1991 The Silence of the Lambs (Film Review) Jodie Foster Anthony Hopkins Jonathan Demme Overrated
1991 Orion Pictures
Directed by: Jonathan Demme; Screenplay by: Ted Tally
Starring: Jodie Foster, Anthony Hopkins, Scott Glenn, and Ted Levine
MPAA Rating: R; Running Time: 118 Minutes

The Nicsperiment Score: 8/10

Someone named Buffalo Bill is kidnapping young women, murdering, and skinning them. Clarice Starling, a student at the FBI academy, is sent by the desperate bureau to interview an incarcerated serial killer named Hannibal Lecter, hoping to gain insight on Bill, so that they can more easily catch him. Clarice soon finds her head below dark waters. She's on the trail of Bill...and growing closer to Lecter.
1991's Silence of the Lambs is an influential film that kicked off the cinematic and television show serial killer craze, as well as that of the FBI profiler working with a psycho to hunt down a psycho. Without Lambs, my favorite television show of all time, The X-Files, would not exist. The acting by Jodie Foster as Clarice and Anthony Hopkins as Lecter is on the highest tier. The production values, including a death's head moth with a Salvador Dali painting on its back jammed down a woman's throat, and a basement that would serve as one of the most terrifying haunted houses ever constructed, is excellent. Jonathan Demme's direction isn't flashy, surprisingly consisting of a lot of static shots from Clarice's POV, but it gets the job done. The story twists and turns in satisfying ways. This movie is very good...and I don't really like it.

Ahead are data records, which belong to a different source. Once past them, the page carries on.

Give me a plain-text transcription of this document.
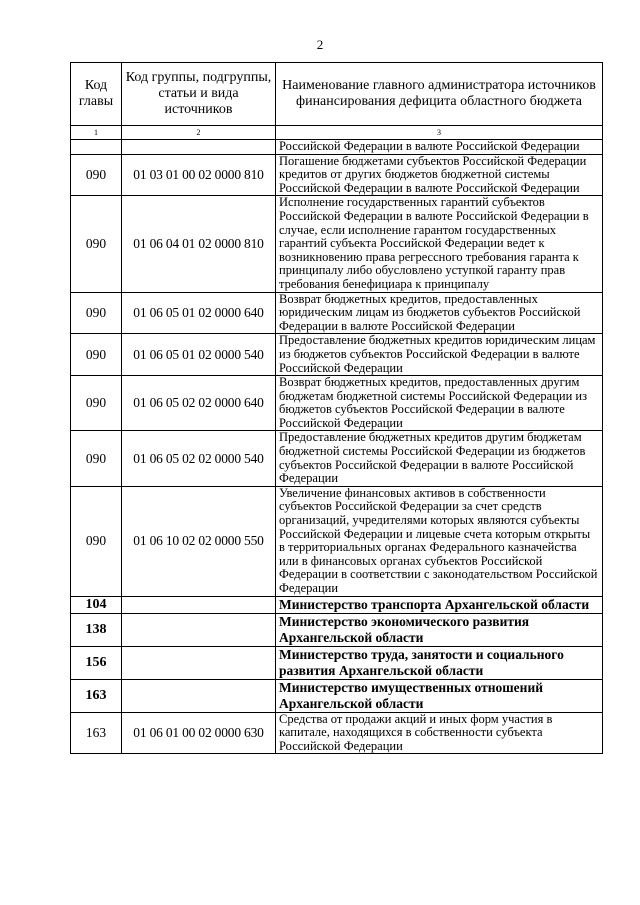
2
Код главы	Код группы, подгруппы, статьи и вида источников	Наименование главного администратора источников финансирования дефицита областного бюджета
1	2	3
		Российской Федерации в валюте Российской Федерации
090	01 03 01 00 02 0000 810	Погашение бюджетами субъектов Российской Федерации кредитов от других бюджетов бюджетной системы Российской Федерации в валюте Российской Федерации
090	01 06 04 01 02 0000 810	Исполнение государственных гарантий субъектов Российской Федерации в валюте Российской Федерации в случае, если исполнение гарантом государственных гарантий субъекта Российской Федерации ведет к возникновению права регрессного требования гаранта к принципалу либо обусловлено уступкой гаранту прав требования бенефициара к принципалу
090	01 06 05 01 02 0000 640	Возврат бюджетных кредитов, предоставленных юридическим лицам из бюджетов субъектов Российской Федерации в валюте Российской Федерации
090	01 06 05 01 02 0000 540	Предоставление бюджетных кредитов юридическим лицам из бюджетов субъектов Российской Федерации в валюте Российской Федерации
090	01 06 05 02 02 0000 640	Возврат бюджетных кредитов, предоставленных другим бюджетам бюджетной системы Российской Федерации из бюджетов субъектов Российской Федерации в валюте Российской Федерации
090	01 06 05 02 02 0000 540	Предоставление бюджетных кредитов другим бюджетам бюджетной системы Российской Федерации из бюджетов субъектов Российской Федерации в валюте Российской Федерации
090	01 06 10 02 02 0000 550	Увеличение финансовых активов в собственности субъектов Российской Федерации за счет средств организаций, учредителями которых являются субъекты Российской Федерации и лицевые счета которым открыты в территориальных органах Федерального казначейства или в финансовых органах субъектов Российской Федерации в соответствии с законодательством Российской Федерации
104		Министерство транспорта Архангельской области
138		Министерство экономического развития Архангельской области
156		Министерство труда, занятости и социального развития Архангельской области
163		Министерство имущественных отношений Архангельской области
163	01 06 01 00 02 0000 630	Средства от продажи акций и иных форм участия в капитале, находящихся в собственности субъекта Российской Федерации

I don't find Hanibal Lecter a believable character. The director called him "a good man, trapped in an insane mind," but that doesn't make any sense. He is a sociopath who eats people. He is evil. It feels like the film almost forgets that, like it wants to have its cake and eat him...uh...it too with the character, presenting him as bad, but not "that bad" somehow, even though he chops off an innocent person's face at one point in this film and wears it. I also find a lot of the film's profiler jargon outdated, and personally, kind of dumb, going against some of the reality I've experienced in the 35 years since the films was released. My verisimilitude while watching The Silence of the Lambs is low. I just don't really like this film...
And yet I cannot pretend like The Silence of the Lambs is not very well-acted, well-written, and well made. Subjectively, I'm not a big fan, even if the film led to one of my favorite all-time things. Objectively, other than the direction being a little too static at times, and the plot taking leaps (Lecter came across the killer before?! Really?!?!), there's little fault I can find in The Silence of the Lambs. Whatever.